Most people have heard of 'A Short Walk in the Hindu Kush', perhaps Eric Newby's best-known book - but this tale is equally absorbing, well-written and illustrated, and a fascinating account of the very last grain race that ever took place. Newby, aged 18, signed on in 1938 as an apprentice in the 4-masted ship 'Moshulu' for the round trip to Australia and back, via the Cape of Good Hope (outbound, unladen) and Cape Horn (with a cargo of grain). As the only Englishman on board, he had to fight to establish his position, but was successful, and this wonderful tale brings the reader right into the world of the great sailing ships before the Second World War.
George Eric Newby (1919-2006) was an English travel writer whose personality shone through his (very popular) books. Most of his life was involved with travel - either doing it, making films about it, or editing a column in the Observer magazine. He did, however, have a short spell in the fashion business after his time in the Black Watch & Special Boat Section in WWII.

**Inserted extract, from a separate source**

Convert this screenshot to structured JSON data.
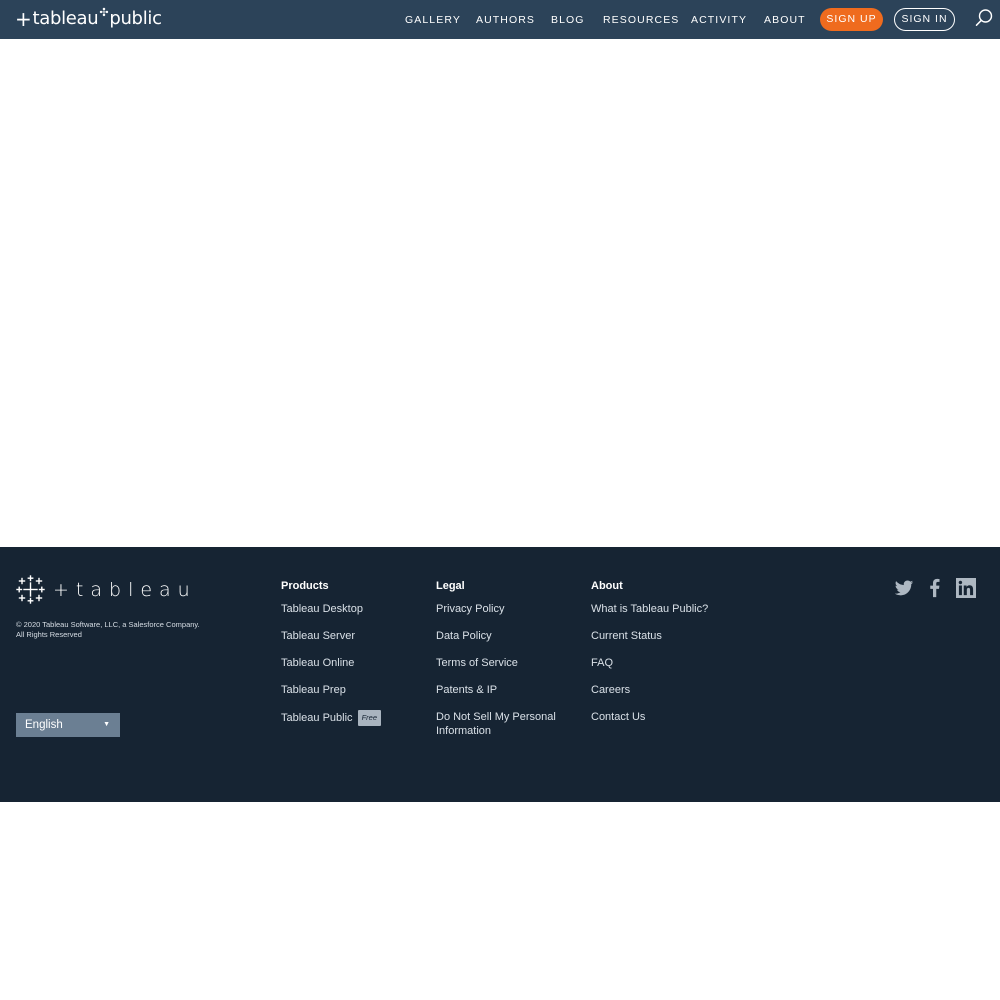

Our book is in very nice condition, in an unclipped dust jacket protected by a plastic outer cover. It is bound in dark blue cloth with a lighter blue panel on the spine containing the title etc in gilt with gilt dividing lines. Inside, there are some pale brown stains on the title page and the frontispiece opposite (?coffee?), and there is a little foxing on the long edge of the book block, extending minimally into the rear endpaper and the folding map at the back of the book. However, there are no signs of shelf wear, and the binding is firm. All pages are clean and bright. A very nice copy.